On Monday 19 May 2008 20:26, Michael Rogers wrote:
> Matthew Toseland wrote:
> >> Who says we need 8 GB per exchange for it to be viable? Seems to me that
> >> even a few megabytes a day would be useful in a lot of places (or a few
> >> kilobytes if you can choose which channels to participate in).
> >
> > Only if it's a broadcast system, and like I said, they can already do

that.
>
> There's already a sneakernet-based discussion system with channels and
> strong pseudonyms? I don't think so.


Hmmm, I thought you were arguing that the latency would be unacceptable for a
message board system? Also how would you prevent DoS?
>
> > E.g. in Cuba, people use sneakernet to distribute illegal copies of

western
> > films just as they do video of government officials getting hammered in
> > debating with students.
>
> Sure, basic sneakernets already exist, but that doesn't mean more
> advanced sneakernets are redundant.


Broadcast routing requires manual filtering, no?
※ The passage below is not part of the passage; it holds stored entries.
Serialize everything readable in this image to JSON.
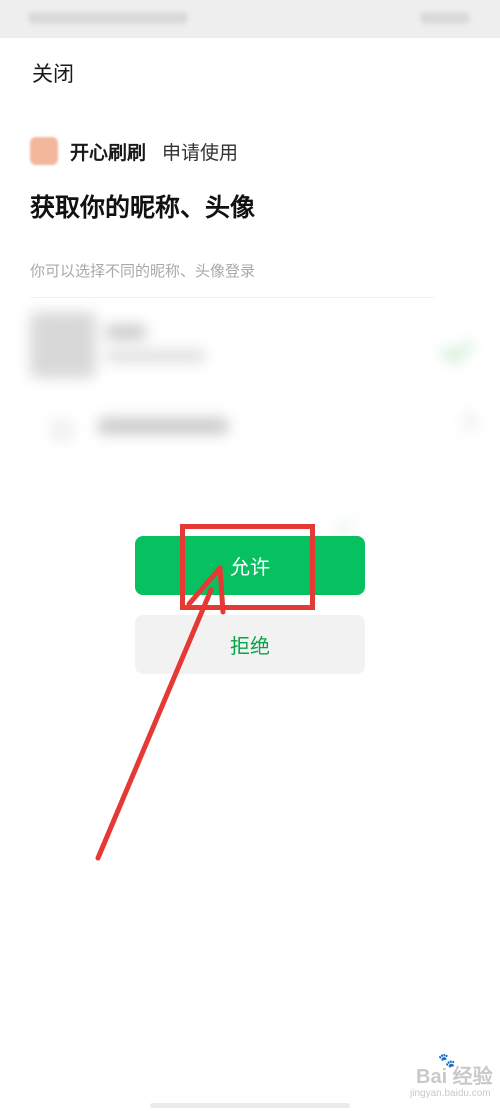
{
  "header": {
    "close_label": "关闭"
  },
  "app": {
    "name": "开心刷刷",
    "request_text": "申请使用"
  },
  "auth": {
    "title": "获取你的昵称、头像",
    "description": "你可以选择不同的昵称、头像登录"
  },
  "actions": {
    "allow_label": "允许",
    "deny_label": "拒绝"
  },
  "watermark": {
    "logo_text": "Bai 经验",
    "url_text": "jingyan.baidu.com"
  },
  "colors": {
    "accent_green": "#07c160",
    "deny_text_green": "#07a34a",
    "annotation_red": "#e53935",
    "app_icon": "#f3b79c"
  },
  "icons": {
    "app_icon": "app-logo-icon",
    "selected": "checkmark-icon",
    "other_profile": "radio-icon",
    "chevron": "chevron-right-icon",
    "watermark_paw": "paw-icon"
  }
}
In order to prevent DoS?
>
> > I was hoping for more diverse usage (as in cuba where internet connections

are
> > illegal, or near future china where even darknet freenet may be blocked).
>
> Yeah, I think we have similar goals in mind, we just disagree about
> whether a high-latency variant of Freenet is the best way to achieve them.
>
> > However a modern underground organisation isn't necessarily a strict
> > hierarchy.
>
> Right, but it isn't necessarily a routable small world either. My point
> is that Freenet relies on the social network having a certain form,
> whereas Usenet-style flooding doesn't.


True, but it has other problems.

With passive requests, a message system would likely have almost exactly the
same performance on a high latency Freenet as on a broadcast-routed network.